Los chicos que bebían vodka se voltearon a verlas, volvieron a reír, esta vez con grandes carcajadas: Un par de viejas lesbianas mostrándose afecto en plena plaza.

          Un hombre grande y calvo se sentó en una mesa, hizo un ademán para que Viti viniera, ella se movió como un pequeño gusano en una multitud de gigantes. Pidió una botella de vodka. Viti la trajo y sirvió un poco en una copa y después la puso encima de una servilleta blanca, trajo además un cenicero, pero el hombre grande y calvo hizo una señal con el dedo para que se lo llevara. Gretél observaba. Brenda se levantó de la mesa, tambaleo un poco al quitarse las sillas del camino y se sentó en la mesa del tipo calvo. A su lado, un grupo de francesitos cruzaban las piernas y movían los pies, esperando impacientes a que llegara la comida: Cassoulet. Miraron atentamente a Brenda hablar con el hombre calvo. Un plato humeante y muy mal servido llegó a su mesa, fruncieron las cejas. Gretél la miraba aterrada. Vio que el tipo se empezó a reír descomunalmente y que se restregó en la silla y cruzo las piernas, como si la conversación se hubiese tornado interesante. Alguien hizo doble clic en un botón de reproducción y Red Right Hand de Nick Cave And The Bad Seeds inundó todo el local. A Gretél le gustaba ese sonido oscuro, aunque no fuera de su época “Take a little walk to the edge of town/Go across the tracks/Where the viaduct looms,/like a bird of doom/As it shifts and cracks” Era la canción precisa, ese sónico y pausado movimiento en que el ambiente se tornaba con la voz de Nick Cave, el sonido de ese bajo circunvalando cómo serpiente, y en un acto involuntario te veías con la copa cerca del labio, meneando la cabeza.“They're whispering his name/through this disappearing land/But hidden in his coat/is a red right hand” repitió Gretél, “Red right heeend” cantó imitando la voz que ponía Nick.

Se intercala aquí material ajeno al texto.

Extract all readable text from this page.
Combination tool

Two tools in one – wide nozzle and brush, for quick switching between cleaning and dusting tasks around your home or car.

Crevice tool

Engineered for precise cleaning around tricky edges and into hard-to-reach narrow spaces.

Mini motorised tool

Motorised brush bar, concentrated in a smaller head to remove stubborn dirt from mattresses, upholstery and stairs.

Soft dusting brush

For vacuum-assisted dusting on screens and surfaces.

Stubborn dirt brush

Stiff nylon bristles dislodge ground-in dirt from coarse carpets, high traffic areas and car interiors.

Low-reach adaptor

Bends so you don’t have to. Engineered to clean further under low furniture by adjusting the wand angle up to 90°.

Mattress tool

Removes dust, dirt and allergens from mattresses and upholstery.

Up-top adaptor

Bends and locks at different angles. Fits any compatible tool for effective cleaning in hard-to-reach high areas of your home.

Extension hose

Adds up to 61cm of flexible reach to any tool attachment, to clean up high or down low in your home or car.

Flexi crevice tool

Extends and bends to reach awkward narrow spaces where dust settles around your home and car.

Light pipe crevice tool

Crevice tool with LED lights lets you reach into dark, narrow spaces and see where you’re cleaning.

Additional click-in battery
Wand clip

          Subieron los escalones. Cuarto piso, qué tortura. Viti se agarraba del sobretodo de Brenda, parecía un pequeño mono que no quería soltarse de su madre. “Pobre niña” pensó Gretél, “la hemos seducido, la hemos embriagado y le hemos dicho algunas tiernas palabras, y ahora se nos pega como si fuéramos algo viscoso”. Subieron así: El Hombre Calvo adelante, llevando el Fernet, Brenda agarrada de Viti, y al final Gretél, expectante.
          El cuerpo desnudo de Brenda se agitaba en el suelo lleno de colillas de cigarrillo. El cuarto oscuro, polvoroso y rojo. El hombre grande y calvo la embestía con ganas, su culito peludo y blanquecino se movía al compás de los gemidos. Sacó la verga de un mato de pelos que formaron un chivo de diablo debido a la humedad, y la volvió a meter, esta vez sin la prudencia de lastimar. Empezó a pujar, al principio aún con un poco de cautela, pero después con frenetismo. Apartaba los muslos, esperando encontrar una posición más cómoda. Intentaba mirarla, pero había un dejo en esa expresión; unos circunspectos labios, un maquillaje corroído, añejo y mal hecho (tan de vieja) una lagrimita que apenas se desprendía de los ojos, el cabello en desorden empezando a mojarse en sudor. Su aliento era dulce pero asqueroso. Empezó a lamerle los pezones (a chupar) y sabían a algo salado, eso le repugnó un poco. Gretél tenía miedo a quitarse el sostén y mostrar sus senos escurridos, esa imagen que hacía mucho recuerdo a las sirenas del cuadrito de alguna sala perdida. Los miraba, con unas terribles ganas de romper a llorar y un poco temblorosa empezó a ceder, a quitarse el sostén. Después, mientras miraba como las pupilas se le iban hacía atrás y sólo quedaba lo refulgente de los ojos; sonrío, esta vez con una auténtica y verdadera sonrisa, y se dejó llevar.
          Afuera llovía, a muchos les parecía un embrujo.
-Maldita puta lluvia de mierda -dijo Viti, desde lejos de los cuerpos.